これも愛ある後輩いじりだ。将棋界の早指し団体戦「第5回ABEMAトーナメント」の予選Bリーグ第2試合、チーム菅井とチーム斎藤の対戦が5月21日に放送されたが、この中でチーム菅井の久保利明九段(46)が両チームの若手棋士たちとの思い出を語るシーンが映された。チームリーダー菅井竜也八段(30)とは付き合いも長いが、小学生時代の出会いについて「一切覚えてない」と笑って明かし、ファンの爆笑を誘った。
久保九段は関西出身の振り飛車党。タイトルも棋王3期、王将4期の計7期を獲得しており、振り飛車を指す若手であれば一度は憧れるような存在だ。「捌きのアーティスト」という異名を持つが、最近では口元にたくわえたひげの効果もあってか、ダンディーな様子がファンの好評を得ている。
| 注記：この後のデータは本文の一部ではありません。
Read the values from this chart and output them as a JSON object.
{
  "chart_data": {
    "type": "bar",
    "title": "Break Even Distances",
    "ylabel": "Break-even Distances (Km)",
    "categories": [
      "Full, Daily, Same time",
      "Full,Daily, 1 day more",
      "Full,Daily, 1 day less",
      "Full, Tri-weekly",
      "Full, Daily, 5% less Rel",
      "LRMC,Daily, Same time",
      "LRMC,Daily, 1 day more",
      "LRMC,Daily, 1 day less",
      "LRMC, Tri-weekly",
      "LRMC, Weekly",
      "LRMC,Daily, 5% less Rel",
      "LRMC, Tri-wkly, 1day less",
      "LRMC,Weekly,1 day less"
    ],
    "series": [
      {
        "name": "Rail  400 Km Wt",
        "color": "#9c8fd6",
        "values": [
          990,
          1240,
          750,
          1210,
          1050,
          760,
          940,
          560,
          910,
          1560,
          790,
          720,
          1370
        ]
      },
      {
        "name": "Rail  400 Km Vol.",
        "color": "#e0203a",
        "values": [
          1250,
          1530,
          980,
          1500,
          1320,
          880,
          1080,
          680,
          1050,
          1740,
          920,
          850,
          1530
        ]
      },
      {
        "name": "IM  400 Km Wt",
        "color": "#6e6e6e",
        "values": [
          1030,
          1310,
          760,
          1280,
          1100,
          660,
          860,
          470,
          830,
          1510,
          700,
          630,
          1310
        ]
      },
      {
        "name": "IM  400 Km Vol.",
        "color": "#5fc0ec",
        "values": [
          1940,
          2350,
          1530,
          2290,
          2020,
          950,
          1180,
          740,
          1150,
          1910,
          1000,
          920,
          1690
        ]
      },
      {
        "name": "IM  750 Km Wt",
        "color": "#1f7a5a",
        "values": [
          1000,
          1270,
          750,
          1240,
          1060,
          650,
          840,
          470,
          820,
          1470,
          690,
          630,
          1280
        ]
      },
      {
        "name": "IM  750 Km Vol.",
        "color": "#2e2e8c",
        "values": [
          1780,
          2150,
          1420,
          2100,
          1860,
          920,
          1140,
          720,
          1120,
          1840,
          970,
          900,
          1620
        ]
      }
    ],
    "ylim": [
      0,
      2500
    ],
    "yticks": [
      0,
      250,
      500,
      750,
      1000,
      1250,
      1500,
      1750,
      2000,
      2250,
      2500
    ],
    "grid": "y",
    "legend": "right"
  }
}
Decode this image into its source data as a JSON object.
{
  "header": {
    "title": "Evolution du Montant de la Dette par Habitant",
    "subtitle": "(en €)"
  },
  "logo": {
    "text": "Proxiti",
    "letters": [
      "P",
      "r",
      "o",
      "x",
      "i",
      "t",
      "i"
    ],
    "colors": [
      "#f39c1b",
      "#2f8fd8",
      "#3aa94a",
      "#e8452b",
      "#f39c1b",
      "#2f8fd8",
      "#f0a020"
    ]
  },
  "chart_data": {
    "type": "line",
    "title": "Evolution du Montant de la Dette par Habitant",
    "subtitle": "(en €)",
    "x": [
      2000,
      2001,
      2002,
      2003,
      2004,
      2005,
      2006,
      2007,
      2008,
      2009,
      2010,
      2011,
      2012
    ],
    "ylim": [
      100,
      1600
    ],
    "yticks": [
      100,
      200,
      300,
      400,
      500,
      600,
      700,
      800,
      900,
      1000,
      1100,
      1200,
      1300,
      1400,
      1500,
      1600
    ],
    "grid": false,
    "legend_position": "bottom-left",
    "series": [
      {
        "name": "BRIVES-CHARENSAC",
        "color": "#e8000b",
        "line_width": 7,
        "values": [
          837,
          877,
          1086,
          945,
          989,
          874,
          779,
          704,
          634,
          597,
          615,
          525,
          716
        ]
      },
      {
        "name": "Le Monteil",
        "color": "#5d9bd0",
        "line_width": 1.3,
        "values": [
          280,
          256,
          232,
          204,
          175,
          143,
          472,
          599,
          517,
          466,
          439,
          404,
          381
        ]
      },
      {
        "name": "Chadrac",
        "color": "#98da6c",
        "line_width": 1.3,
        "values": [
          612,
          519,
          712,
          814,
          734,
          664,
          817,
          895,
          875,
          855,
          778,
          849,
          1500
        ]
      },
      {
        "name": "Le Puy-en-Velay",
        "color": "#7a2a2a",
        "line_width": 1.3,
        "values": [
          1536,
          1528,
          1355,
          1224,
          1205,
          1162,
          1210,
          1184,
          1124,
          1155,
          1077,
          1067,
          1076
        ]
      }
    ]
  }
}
最初に思い出を語り始めたのは菅井八段の方だった。久保九段の対局をチームメイトの佐藤和俊七段(43)と見守りながら「久保先生には中学生くらいの時に初めて指してもらったんです。僕が奨励会初段の時です」と話し始めた。菅井八段も同じく振り飛車を使いタイトルを獲得、現在は順位戦A級棋士でもある。久保九段の背中、さらには棋譜を見て、もっと強くなりたいと思っていたことだろう。
ところが“後手”の久保九段から出てきた言葉は、まるで正反対。菅井八段の対局を見ている最中「小学生名人の決勝で解説していてさ」と佐藤七段と雑談を始めると「佐々木君の応援に石田先生が控室に応援に来ていたのが、すごく印象に残っている」と、対戦者であるチーム斎藤・佐々木勇気七段(27)のことを、その師匠である石田和雄九段(75)が熱心に応援していたというエピソードを紹介した。さらには「菅井竜也のことは一切覚えてない。『サイン、もらいましたけど』って言っていたけど覚えてない」とニヤリとした。
第3回大会、リーダーだった久保九段は菅井八段をドラフト会議で指名、今回は逆に菅井八段が久保九段を指名するという仲のよさもわかるネタに、ファンからは「昔話いいなあw」「凄い思い出」「忘れられた菅井」「久保さんが解説だったんだ」「覚えてないんかいww」といった笑いの声が聞かれていた。
◆第5回ABEMAトーナメント 第1、2回は個人戦、第3回からは3人1組の団体戦として開催。ドラフト会議で14人のリーダー棋士が2人ずつ指名。残り1チームは、指名を漏れた棋士がトーナメントを実施、上位3人がチームとなり全15チームで戦う。対局は持ち時間5分、1手指すごとに5秒加算のフィッシャールールで行われる。チームの対戦は予選リーグ、本戦トーナメント通じて5本先取の9本勝負。予選は3チームずつ5リーグに分かれて実施。上位2チーム、計10チームが本戦トーナメントに進む。優勝賞金は1000万円。